From today’s city-circulated Land Use Information Bulletin:

3601 FAUNTLEROY APPEAL SETTLEMENT: Neighbors have withdrawn their appeal of key approvals for the 14-house development planned on this east Admiral site [map] as part of a settlement with the owners/builders. While the notice in today’s bulletin doesn’t carry details, the document is in the Hearing Examiner‘s case files. It involves six points of agreement, including the builders’ promise to install speed bumps, monitor traffic and parking during construction, and monitor drainage after construction to ensure the road doesn’t flood. This cancels the appeal hearing that had been scheduled for later this month, as reported here in June.

4532 42ND SW COMMENT TIME: The developers of 4532 42nd SW [map] in The Junction – 6 stories, 74 apartments, 71 offstreet parking spaces, and ground-level office/retail space – have officially applied for a land-use permit, and that opens a new comment period. This is the project that had to go through an extra Early Design Guidance meeting because a large tree had been cut instead of being included in proposed design; that third EDG meeting was held in April (WSB coverage here), and ended with approval to advance to the next phase of Design Review. No date yet for that next meeting, but comments on the land-use application will be accepted through August 14th. The notice has a link you can follow if you’re interested in commenting.

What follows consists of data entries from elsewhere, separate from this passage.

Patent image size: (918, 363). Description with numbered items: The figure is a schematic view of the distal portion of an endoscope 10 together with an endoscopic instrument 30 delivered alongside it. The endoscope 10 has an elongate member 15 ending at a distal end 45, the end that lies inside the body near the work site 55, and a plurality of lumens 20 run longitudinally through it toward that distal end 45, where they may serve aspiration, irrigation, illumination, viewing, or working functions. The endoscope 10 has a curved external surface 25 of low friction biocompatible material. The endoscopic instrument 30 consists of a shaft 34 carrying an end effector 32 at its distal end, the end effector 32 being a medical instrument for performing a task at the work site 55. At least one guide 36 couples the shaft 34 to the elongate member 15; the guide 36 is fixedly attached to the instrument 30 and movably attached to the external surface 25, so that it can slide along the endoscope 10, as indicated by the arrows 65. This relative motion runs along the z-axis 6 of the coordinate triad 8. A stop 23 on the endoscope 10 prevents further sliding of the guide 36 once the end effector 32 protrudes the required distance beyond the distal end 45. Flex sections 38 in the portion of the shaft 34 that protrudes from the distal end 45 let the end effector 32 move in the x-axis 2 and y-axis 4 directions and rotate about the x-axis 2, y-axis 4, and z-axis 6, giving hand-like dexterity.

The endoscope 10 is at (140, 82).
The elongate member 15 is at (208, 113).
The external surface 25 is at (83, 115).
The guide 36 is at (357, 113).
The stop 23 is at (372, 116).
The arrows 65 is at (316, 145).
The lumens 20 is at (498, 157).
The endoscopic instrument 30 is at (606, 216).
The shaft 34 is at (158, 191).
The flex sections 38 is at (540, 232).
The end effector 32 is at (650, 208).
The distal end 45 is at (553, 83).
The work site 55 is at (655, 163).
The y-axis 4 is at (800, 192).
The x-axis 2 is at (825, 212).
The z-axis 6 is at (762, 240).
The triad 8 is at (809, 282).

4 Replies to "West Seattle development updates: 3601 Fauntleroy appeal settled; 4532 42nd SW application"

  • JanS August 1, 2016 (8:52 pm)

    and the beat goes on….at least with parking this time

  • Silly August 1, 2016 (10:18 pm)

    La-dee-da-dee-da, and the beat goes on…

    expensive overbuilt parking spaces soon to be abandoned but we will always be charged extra for,

    sigh.

    • John August 2, 2016 (8:03 am)

      @Silly…..  What’s the history with ‘parking spaces soon to be abandoned’?  Why do the apartment dwellers abandon their parking spots?  I’ve never heard of this.

  • SILLY August 2, 2016 (12:10 pm)

    John,

    I am glad you asked.

    SIGHTLINE INSTITUTE published a report  quoted  in another piece in The Stranger of a study of new apartments built since 2008 that  showed 30 percent  and greater vacancy rates at night.

    This with a cost of  $20-50,000 price per parking spot.

    The renters with the vacant spots still must pay.

    And yes some apartment dwellers do not  own vehicles.

    Not everyone feels the need to own and park a SUV for enjoying our  magnificent outdoors.